IU’s defensive performance Saturday defined its entire season, in a way. Devin Mockobee plowed through Indiana defenders in the second half, and Purdue receivers punished IU’s secondary for six plays of 15 yards or more. The offensive ineptitude put the defense in an unfair position, but the manner of some of the lapses — like poor tackling and coverage breakdowns — left the defense with some fault anyway. Allen wants the defense to be this team’s foundation, and this edition of the Indiana defense was not that.
Given the external expectations for Indiana this season, it’s not a complete shock that the program is going into another offseason with questions to answer.

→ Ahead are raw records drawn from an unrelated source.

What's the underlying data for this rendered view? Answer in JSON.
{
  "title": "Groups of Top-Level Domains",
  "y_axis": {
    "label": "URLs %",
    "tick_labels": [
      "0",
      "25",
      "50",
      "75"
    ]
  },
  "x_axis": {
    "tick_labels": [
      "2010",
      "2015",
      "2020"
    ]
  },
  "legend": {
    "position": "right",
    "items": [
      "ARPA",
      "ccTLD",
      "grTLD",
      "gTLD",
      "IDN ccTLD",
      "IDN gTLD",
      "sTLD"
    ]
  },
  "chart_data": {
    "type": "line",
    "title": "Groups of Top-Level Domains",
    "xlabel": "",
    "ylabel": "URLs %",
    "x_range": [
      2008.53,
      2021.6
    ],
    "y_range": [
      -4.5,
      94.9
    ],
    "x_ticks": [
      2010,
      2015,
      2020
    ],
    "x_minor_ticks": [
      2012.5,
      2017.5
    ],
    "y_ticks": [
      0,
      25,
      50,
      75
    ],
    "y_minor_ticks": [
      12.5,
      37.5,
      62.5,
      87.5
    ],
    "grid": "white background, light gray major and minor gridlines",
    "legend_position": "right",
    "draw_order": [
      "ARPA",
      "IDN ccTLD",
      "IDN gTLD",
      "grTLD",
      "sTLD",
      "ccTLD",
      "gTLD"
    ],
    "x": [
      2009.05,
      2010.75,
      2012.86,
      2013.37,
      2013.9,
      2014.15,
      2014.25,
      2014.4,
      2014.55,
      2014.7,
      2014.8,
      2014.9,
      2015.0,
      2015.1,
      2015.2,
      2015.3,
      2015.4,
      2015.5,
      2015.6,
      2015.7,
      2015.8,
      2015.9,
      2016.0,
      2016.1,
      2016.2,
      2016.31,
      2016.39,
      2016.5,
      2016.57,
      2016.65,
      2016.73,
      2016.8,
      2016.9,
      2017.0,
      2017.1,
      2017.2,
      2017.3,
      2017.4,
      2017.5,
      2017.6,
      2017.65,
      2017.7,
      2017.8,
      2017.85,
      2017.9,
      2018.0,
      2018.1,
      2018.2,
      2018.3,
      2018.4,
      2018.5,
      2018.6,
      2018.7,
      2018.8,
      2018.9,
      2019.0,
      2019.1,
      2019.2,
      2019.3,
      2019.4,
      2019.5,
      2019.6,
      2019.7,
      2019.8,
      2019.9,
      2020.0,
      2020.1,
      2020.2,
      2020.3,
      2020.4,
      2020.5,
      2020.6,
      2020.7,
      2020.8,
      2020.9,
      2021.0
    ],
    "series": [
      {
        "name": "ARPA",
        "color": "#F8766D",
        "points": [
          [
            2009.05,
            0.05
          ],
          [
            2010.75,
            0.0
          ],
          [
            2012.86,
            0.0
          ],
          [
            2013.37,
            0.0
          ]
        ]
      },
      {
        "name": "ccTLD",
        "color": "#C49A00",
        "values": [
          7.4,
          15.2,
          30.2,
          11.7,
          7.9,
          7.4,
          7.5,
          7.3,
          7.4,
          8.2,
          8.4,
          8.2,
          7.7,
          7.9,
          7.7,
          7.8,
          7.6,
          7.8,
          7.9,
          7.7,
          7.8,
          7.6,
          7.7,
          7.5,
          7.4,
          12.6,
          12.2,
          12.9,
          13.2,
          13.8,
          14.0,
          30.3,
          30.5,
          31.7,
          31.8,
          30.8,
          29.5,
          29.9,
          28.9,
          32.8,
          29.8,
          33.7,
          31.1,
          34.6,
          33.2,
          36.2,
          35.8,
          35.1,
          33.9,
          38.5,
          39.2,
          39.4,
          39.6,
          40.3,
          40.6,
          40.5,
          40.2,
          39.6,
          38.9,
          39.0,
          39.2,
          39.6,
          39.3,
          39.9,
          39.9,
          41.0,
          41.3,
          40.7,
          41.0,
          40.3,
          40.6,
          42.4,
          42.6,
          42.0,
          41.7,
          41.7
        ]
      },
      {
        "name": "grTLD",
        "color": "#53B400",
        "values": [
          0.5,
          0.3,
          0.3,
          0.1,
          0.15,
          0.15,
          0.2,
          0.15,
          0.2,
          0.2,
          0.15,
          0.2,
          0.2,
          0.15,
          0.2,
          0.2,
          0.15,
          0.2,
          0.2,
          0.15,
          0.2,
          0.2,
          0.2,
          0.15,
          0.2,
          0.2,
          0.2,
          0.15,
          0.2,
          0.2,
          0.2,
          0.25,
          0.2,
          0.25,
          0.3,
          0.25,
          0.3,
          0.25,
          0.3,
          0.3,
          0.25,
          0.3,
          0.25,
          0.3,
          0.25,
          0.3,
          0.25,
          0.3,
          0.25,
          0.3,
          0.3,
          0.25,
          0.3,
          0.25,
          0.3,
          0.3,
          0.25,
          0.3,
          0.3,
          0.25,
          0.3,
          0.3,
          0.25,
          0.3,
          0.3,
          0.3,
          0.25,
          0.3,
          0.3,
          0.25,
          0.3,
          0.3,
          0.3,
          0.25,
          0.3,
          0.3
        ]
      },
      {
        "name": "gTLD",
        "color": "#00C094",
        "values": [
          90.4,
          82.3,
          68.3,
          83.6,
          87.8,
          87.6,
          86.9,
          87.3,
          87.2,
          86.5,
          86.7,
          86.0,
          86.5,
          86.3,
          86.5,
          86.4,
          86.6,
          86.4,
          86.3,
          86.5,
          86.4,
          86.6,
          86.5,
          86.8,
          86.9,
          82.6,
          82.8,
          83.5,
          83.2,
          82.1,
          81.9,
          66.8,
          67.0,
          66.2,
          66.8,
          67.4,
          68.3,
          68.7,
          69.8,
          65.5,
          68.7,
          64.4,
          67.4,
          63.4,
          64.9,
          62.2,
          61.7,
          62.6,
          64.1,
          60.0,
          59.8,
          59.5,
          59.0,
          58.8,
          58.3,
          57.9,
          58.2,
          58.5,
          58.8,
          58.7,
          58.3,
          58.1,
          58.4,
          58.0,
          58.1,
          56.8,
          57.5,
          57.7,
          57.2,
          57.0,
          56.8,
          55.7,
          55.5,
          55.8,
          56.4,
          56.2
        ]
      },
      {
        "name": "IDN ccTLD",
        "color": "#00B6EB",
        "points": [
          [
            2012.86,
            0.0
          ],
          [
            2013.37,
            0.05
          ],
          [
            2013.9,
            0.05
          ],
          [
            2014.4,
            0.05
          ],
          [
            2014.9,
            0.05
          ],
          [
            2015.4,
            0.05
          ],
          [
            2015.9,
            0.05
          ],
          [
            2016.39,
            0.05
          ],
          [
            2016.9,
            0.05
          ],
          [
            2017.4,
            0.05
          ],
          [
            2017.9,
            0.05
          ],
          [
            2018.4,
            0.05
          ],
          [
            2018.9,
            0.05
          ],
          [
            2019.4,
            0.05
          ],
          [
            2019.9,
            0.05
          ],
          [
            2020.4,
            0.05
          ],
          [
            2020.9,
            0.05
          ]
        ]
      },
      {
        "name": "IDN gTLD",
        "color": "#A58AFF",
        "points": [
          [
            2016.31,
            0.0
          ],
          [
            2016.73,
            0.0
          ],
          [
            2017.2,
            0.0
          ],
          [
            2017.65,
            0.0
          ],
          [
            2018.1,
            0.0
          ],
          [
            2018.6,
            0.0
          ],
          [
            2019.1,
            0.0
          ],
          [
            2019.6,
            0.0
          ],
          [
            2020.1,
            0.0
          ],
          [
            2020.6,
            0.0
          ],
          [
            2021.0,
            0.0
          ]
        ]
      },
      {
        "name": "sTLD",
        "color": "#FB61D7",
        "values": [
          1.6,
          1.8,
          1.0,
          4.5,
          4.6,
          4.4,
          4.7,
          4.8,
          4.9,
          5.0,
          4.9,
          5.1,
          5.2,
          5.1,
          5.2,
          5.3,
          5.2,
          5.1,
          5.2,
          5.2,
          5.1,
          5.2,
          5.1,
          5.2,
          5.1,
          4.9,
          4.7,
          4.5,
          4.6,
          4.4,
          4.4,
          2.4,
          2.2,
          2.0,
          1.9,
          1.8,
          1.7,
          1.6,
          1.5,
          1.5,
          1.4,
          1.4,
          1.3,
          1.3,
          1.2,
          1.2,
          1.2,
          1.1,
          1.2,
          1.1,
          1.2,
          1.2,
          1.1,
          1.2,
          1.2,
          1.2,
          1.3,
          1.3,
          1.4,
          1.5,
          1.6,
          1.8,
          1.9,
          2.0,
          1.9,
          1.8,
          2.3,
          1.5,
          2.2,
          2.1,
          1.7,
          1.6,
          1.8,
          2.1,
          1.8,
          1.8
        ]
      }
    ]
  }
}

The troubling aspect of it is that many of those same questions are in the same areas as a year ago. Tom Allen opted for stability on the offensive line by retaining Darren Hiller, and addressed other concerns with hires like Walt Bell and Chad Wilt along with decisions like taking back defensive play-calling duties.
All of that led to the season IU just wrapped up — as rough as expected.
Allen faces some of the same issues going into 2023. What sort of coaching does the offensive line need to improve on its dismal returns from 2022? Is the current offensive scheme, with the roster in place, one that can be successful in the Big Ten? Who’s to blame for defensive problems with fundamentals and regression from some veterans, and what’s the best remedy? How can the program recruit successfully against conference foes with the NIL resources it’s working with?
And there are plenty more beyond that, both granular and broad. Some problems go beyond what Tom Allen can do on his own. But nonetheless, he has a lot of things to work through within the program.
And given the current state of Indiana football, he can’t afford to answer many more of those questions incorrectly.